For most artists, originality is first preceded by a phase of learning and, often, emulating others. How would you describe your own development as an artist and the transition towards your own voice? What is the relationship between copying, learning and your own creativity?

It’s essential as a singer to learn by listening and copying. First, I learned from my sisters and brothers singing to me when I was a child, then I learned from Whitney Houston, Olivia Newton John and Mariah Carey. Later came jazz singers like Chet Baker, Monica Zetterlund, and then Joni Mitchell, Bjork etc at the same time as a bunch of pop and RnB singers. I think especially the jazz as a genre has influenced me on my road towards finding my own voice, because of the focus on the individual sound and personal versions of songs.

What were your main compositional- and production-challenges in the beginning and how have they changed over time?

In the beginning, it was hard to trust that I was able to make something new, it has somehow become easier to walk through the door into the unknown to create. I’ve had periods of doubt where I wondered if I would be able to make more music. It’s a magical process when it hits; to make something out of nothing, and it’s probably one of the best things I do.

What was your first studio like? How and for what reasons has your set-up evolved over the years and what are currently some of the most important pieces of gear for you?

My first studios were different forms of home studios. I got a microphone quite early on, just an ordinary Shure 58- mostly for live use, but I used it for recording as well. I bought a FOSTEX four track cassette recorder when I was around 17, and recorded layers of voice on it. Sometime later I started using a computer, and I studied Music Technology at the University in Oslo which was still very basic at the time, I guess they’re doing more advanced things now. The most important pieces of gear are still my different microphones, and ways of recording - either through my Mac or through a hard-disk recorder.

How do you make use of technology? In terms of the feedback mechanism between technology and creativity, what do humans excel at, what do machines excel at?
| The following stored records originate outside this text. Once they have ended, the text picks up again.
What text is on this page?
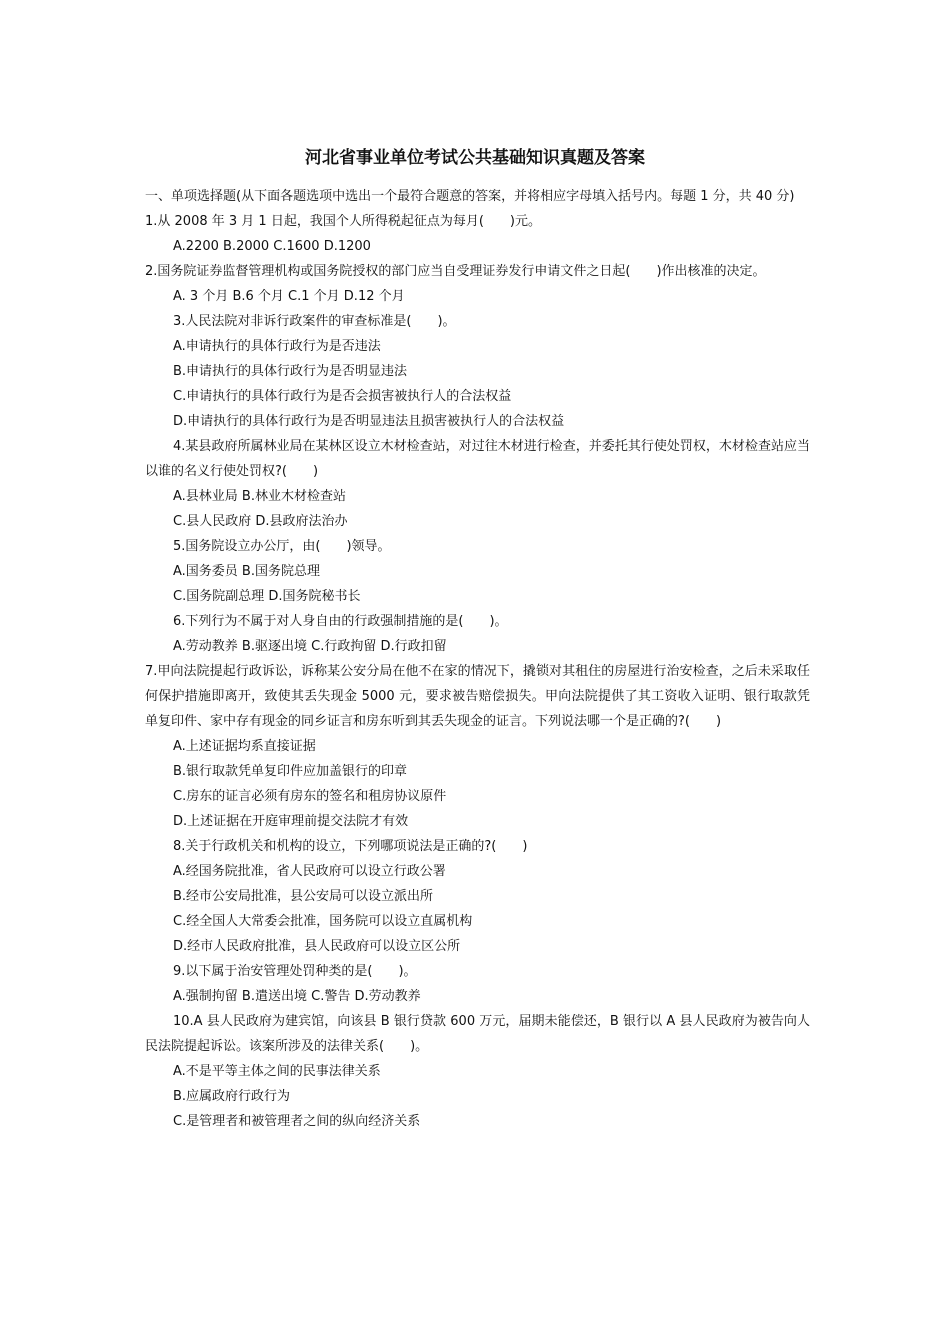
河北省事业单位考试公共基础知识真题及答案

一、单项选择题(从下面各题选项中选出一个最符合题意的答案，并将相应字母填入括号内。每题 1 分，共 40 分)

1.从 2008 年 3 月 1 日起，我国个人所得税起征点为每月(　　)元。

A.2200 B.2000 C.1600 D.1200

2.国务院证券监督管理机构或国务院授权的部门应当自受理证券发行申请文件之日起(　　)作出核准的决定。

A. 3 个月 B.6 个月 C.1 个月 D.12 个月

3.人民法院对非诉行政案件的审查标准是(　　)。

A.申请执行的具体行政行为是否违法

B.申请执行的具体行政行为是否明显违法

C.申请执行的具体行政行为是否会损害被执行人的合法权益

D.申请执行的具体行政行为是否明显违法且损害被执行人的合法权益

4.某县政府所属林业局在某林区设立木材检查站，对过往木材进行检查，并委托其行使处罚权，木材检查站应当以谁的名义行使处罚权?(　　)

A.县林业局 B.林业木材检查站

C.县人民政府 D.县政府法治办

5.国务院设立办公厅，由(　　)领导。

A.国务委员 B.国务院总理

C.国务院副总理 D.国务院秘书长

6.下列行为不属于对人身自由的行政强制措施的是(　　)。

A.劳动教养 B.驱逐出境 C.行政拘留 D.行政扣留

7.甲向法院提起行政诉讼，诉称某公安分局在他不在家的情况下，撬锁对其租住的房屋进行治安检查，之后未采取任何保护措施即离开，致使其丢失现金 5000 元，要求被告赔偿损失。甲向法院提供了其工资收入证明、银行取款凭单复印件、家中存有现金的同乡证言和房东听到其丢失现金的证言。下列说法哪一个是正确的?(　　)

A.上述证据均系直接证据

B.银行取款凭单复印件应加盖银行的印章

C.房东的证言必须有房东的签名和租房协议原件

D.上述证据在开庭审理前提交法院才有效

8.关于行政机关和机构的设立，下列哪项说法是正确的?(　　)

A.经国务院批准，省人民政府可以设立行政公署

B.经市公安局批准，县公安局可以设立派出所

C.经全国人大常委会批准，国务院可以设立直属机构

D.经市人民政府批准，县人民政府可以设立区公所

9.以下属于治安管理处罚种类的是(　　)。

A.强制拘留 B.遣送出境 C.警告 D.劳动教养

10.A 县人民政府为建宾馆，向该县 B 银行贷款 600 万元，届期未能偿还，B 银行以 A 县人民政府为被告向人民法院提起诉讼。该案所涉及的法律关系(　　)。

A.不是平等主体之间的民事法律关系

B.应属政府行政行为

C.是管理者和被管理者之间的纵向经济关系
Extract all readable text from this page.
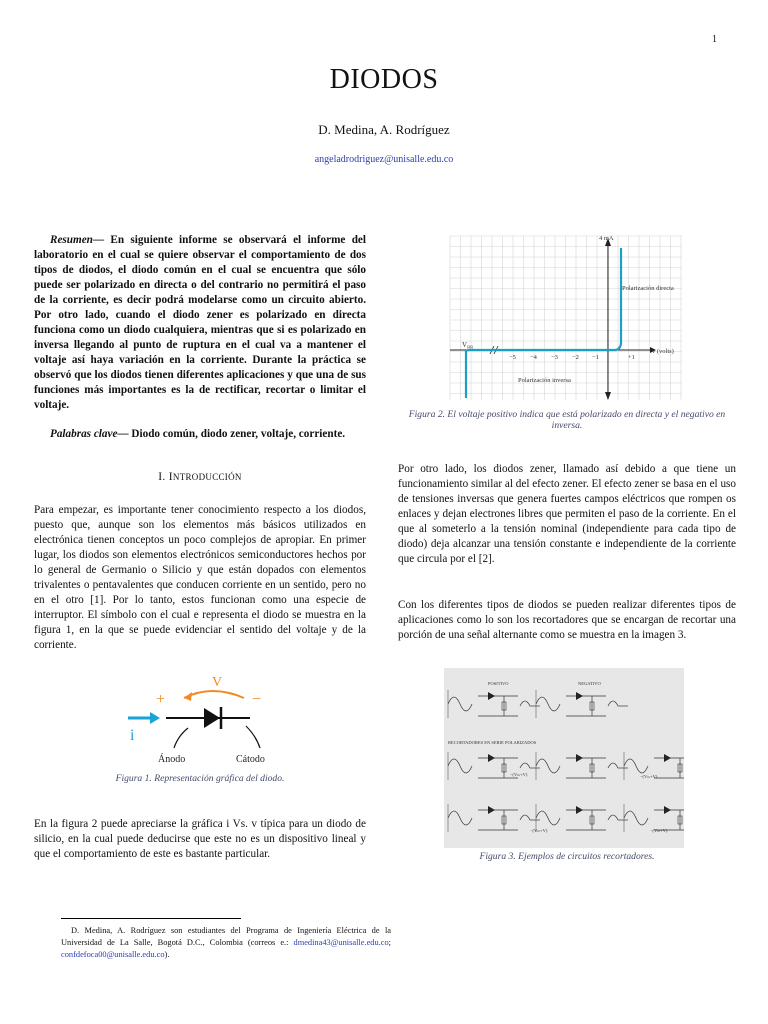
1
DIODOS
D. Medina, A. Rodríguez
angeladrodriguez@unisalle.edu.co
Resumen— En siguiente informe se observará el informe del laboratorio en el cual se quiere observar el comportamiento de dos tipos de diodos, el diodo común en el cual se encuentra que sólo puede ser polarizado en directa o del contrario no permitirá el paso de la corriente, es decir podrá modelarse como un circuito abierto. Por otro lado, cuando el diodo zener es polarizado en directa funciona como un diodo cualquiera, mientras que si es polarizado en inversa llegando al punto de ruptura en el cual va a mantener el voltaje así haya variación en la corriente. Durante la práctica se observó que los diodos tienen diferentes aplicaciones y que una de sus funciones más importantes es la de rectificar, recortar o limitar el voltaje.
Palabras clave— Diodo común, diodo zener, voltaje, corriente.
I. INTRODUCCIÓN
Para empezar, es importante tener conocimiento respecto a los diodos, puesto que, aunque son los elementos más básicos utilizados en electrónica tienen conceptos un poco complejos de apropiar. En primer lugar, los diodos son elementos electrónicos semiconductores hechos por lo general de Germanio o Silicio y que están dopados con elementos trivalentes o pentavalentes que conducen corriente en un sentido, pero no en el otro [1]. Por lo tanto, estos funcionan como una especie de interruptor. El símbolo con el cual e representa el diodo se muestra en la figura 1, en la que se puede evidenciar el sentido del voltaje y de la corriente.
V
+	−
i
Ánodo	Cátodo
Figura 1. Representación gráfica del diodo.
En la figura 2 puede apreciarse la gráfica i Vs. v típica para un diodo de silicio, en la cual puede deducirse que este no es un dispositivo lineal y que el comportamiento de este es bastante particular.
D. Medina, A. Rodríguez son estudiantes del Programa de Ingeniería Eléctrica de la Universidad de La Salle, Bogotá D.C., Colombia (correos e.: dmedina43@unisalle.edu.co; confdefoca00@unisalle.edu.co).
4 mA
v (volts)
$V_{BR}$
Polarización directa
Polarización inversa
−5 −4 −3 −2 −1	+1
Figura 2. El voltaje positivo indica que está polarizado en directa y el negativo en inversa.
Por otro lado, los diodos zener, llamado así debido a que tiene un funcionamiento similar al del efecto zener. El efecto zener se basa en el uso de tensiones inversas que genera fuertes campos eléctricos que rompen os enlaces y dejan electrones libres que permiten el paso de la corriente. En el que al someterlo a la tensión nominal (independiente para cada tipo de diodo) deja alcanzar una tensión constante e independiente de la corriente que circula por el [2].
Con los diferentes tipos de diodos se pueden realizar diferentes tipos de aplicaciones como lo son los recortadores que se encargan de recortar una porción de una señal alternante como se muestra en la imagen 3.
POSITIVO	NEGATIVO
RECORTADORES EN SERIE POLARIZADOS
−(Vₘ+V)	−(Vₘ+V)
−(Vₘ+V)	−(Vₘ+V)
Figura 3. Ejemplos de circuitos recortadores.
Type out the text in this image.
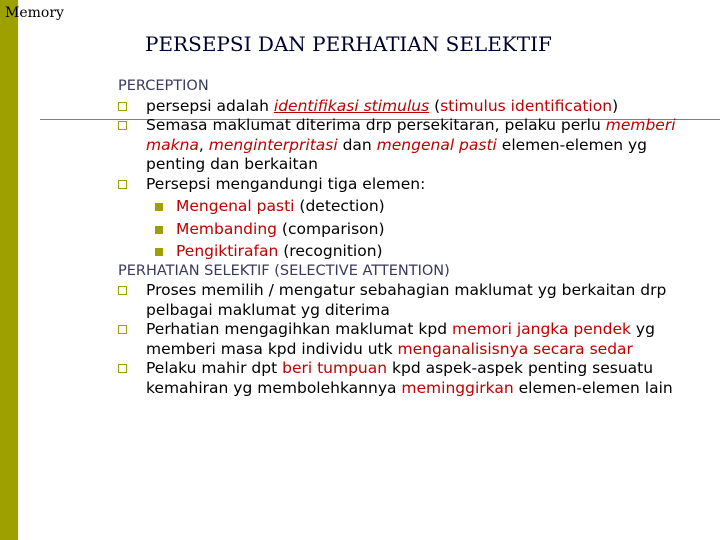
Memory
PERSEPSI DAN PERHATIAN SELEKTIF
PERCEPTION
persepsi adalah identifikasi stimulus (stimulus identification)
Semasa maklumat diterima drp persekitaran, pelaku perlu memberi makna, menginterpritasi dan mengenal pasti elemen-elemen yg penting dan berkaitan
Persepsi mengandungi tiga elemen:
Mengenal pasti (detection)
Membanding (comparison)
Pengiktirafan (recognition)
PERHATIAN SELEKTIF (SELECTIVE ATTENTION)
Proses memilih / mengatur sebahagian maklumat yg berkaitan drp pelbagai maklumat yg diterima
Perhatian mengagihkan maklumat kpd memori jangka pendek yg memberi masa kpd individu utk menganalisisnya secara sedar
Pelaku mahir dpt beri tumpuan kpd aspek-aspek penting sesuatu kemahiran yg membolehkannya meminggirkan elemen-elemen lain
My set-up has evolved with the digital and technical revolution I suppose. I have never been a techno-nerd but the whole time it’s been very connected to the music, so I learn to use new devices through making music. When I want to do specific things, I have to learn to do it. It’s often a frustrating way of working, because I want to do stuff I don’t know how to do all the time. But at the same time, I get to experiment and use the tools in different ways than if I had memorised the manual.
I have learned so much from recording myself and listening back, it’s turned out to be a substantial part of my artistic work.

Production tools, from instruments to complex software environments, contribute to the compositional process. How does this manifest itself in your work? Can you describe the co-authorship between yourself and your tools?

The different tools I use will always affect how and what I am making. When I worked on the ‘Triangle’ album (2016), I went deeper into the technology, using processing in the recording and composition. It was a great way to push into various landscapes and sound worlds that were new to me, and there is still so many things to do and find out - so I am looking forward to keep up that way of working.

Collaborations can take on many forms. What role do they play in your approach and what are your preferred ways of engaging with other creatives through, for example, file sharing, jamming or just talking about ideas?

I have had great pleasure in collaborating with several artists, sometimes we have a dialogue about what we are going to make, and sometimes we send rough ideas and demos, sounds, words and/or melodies and harmonies back and forth. It’s an excellent way of trying to see your own work from the outside, to put it back to back with someone else’s.